The overproducing cement sector is a low-hanging fruit that could help China curb its vast carbon emissions
Low hanging fruit for reducing huge volumes of carbon emissions is waiting to be plucked in China. Take the cement industry. By halting overproduction of cement in a slowing economy and applying decades-old knowledge to more energy efficient and less carbon emitting production processes, the country could make a significant dent in its CO2 reduc-tion goals.
Pressure is mounting on China to act. More and more countries are pledging to release no more carbon dioxide than they produce by 2050, or earlier. To reach so-called “net zero” emissions, all heavy industry has to make significant investment in changing production processes and none more so than the cement industry. Of the 60% contribution by China’s manufacturing industry to the record 13.7 billion tonnes of CO2 emitted by the country in 2018, a quarter of global emissions, fully 1.3 billion tonnes came from cement production, around 10% of national emissions. The 2.13 billion tonnes of cement produced by China in 2018 represented 52% of global cement output in that year.

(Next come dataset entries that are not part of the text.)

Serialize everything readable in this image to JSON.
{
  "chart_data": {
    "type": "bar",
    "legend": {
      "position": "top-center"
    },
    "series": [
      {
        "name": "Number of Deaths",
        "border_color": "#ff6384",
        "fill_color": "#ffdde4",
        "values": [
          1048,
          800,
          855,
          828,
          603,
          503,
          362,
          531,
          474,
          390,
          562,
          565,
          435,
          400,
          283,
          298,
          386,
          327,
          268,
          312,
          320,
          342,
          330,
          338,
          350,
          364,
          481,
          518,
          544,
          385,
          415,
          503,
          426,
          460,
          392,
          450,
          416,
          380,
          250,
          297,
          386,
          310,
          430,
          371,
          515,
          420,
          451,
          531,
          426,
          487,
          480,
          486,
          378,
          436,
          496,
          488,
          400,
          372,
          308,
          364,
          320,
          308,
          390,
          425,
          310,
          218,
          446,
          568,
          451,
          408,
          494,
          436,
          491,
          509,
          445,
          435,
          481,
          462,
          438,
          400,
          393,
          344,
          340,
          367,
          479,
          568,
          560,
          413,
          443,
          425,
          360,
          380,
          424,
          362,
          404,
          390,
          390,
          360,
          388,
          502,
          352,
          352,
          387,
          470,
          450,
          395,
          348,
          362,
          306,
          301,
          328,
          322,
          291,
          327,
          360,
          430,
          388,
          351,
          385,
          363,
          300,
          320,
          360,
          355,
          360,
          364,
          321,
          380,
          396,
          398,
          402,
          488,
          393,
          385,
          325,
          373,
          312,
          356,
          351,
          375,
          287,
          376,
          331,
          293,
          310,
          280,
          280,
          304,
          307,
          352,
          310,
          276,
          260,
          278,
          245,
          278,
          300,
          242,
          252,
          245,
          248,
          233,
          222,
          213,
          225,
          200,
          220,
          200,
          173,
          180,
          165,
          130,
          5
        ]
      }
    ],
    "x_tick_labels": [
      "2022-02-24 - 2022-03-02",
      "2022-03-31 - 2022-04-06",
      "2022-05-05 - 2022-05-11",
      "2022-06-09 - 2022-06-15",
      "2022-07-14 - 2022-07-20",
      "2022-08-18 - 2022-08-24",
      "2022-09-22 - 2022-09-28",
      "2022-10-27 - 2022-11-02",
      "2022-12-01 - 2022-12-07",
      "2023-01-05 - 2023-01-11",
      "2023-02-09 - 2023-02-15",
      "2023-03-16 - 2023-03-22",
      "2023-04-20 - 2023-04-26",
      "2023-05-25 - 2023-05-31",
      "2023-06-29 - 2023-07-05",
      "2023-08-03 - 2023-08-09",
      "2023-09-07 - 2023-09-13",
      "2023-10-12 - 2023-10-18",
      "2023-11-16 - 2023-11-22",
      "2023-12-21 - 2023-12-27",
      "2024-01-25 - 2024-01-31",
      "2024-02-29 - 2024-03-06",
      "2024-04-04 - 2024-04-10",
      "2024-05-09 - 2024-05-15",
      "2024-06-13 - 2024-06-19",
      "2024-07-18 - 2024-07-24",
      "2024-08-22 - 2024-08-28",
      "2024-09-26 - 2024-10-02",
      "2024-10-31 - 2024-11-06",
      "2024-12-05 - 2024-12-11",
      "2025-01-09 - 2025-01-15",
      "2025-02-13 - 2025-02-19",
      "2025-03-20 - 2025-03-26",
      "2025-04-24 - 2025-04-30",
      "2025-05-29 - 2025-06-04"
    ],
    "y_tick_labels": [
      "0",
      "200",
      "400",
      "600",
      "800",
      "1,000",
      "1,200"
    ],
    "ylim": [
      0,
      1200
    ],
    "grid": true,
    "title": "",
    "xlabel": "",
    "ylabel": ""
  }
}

Yet China has no use for such large volumes of cement. The country has been struggling for years with a serious overcapacity problem. In 2013, the government issued formal guidance including a “resolute curb on the blind expansion of production capacity”, ban-ning production that would increase net cement capacity and ordering an end to sub-standard cements. Together these measures were supposed to stop the manufacture of 340 million tonnes of cement a year.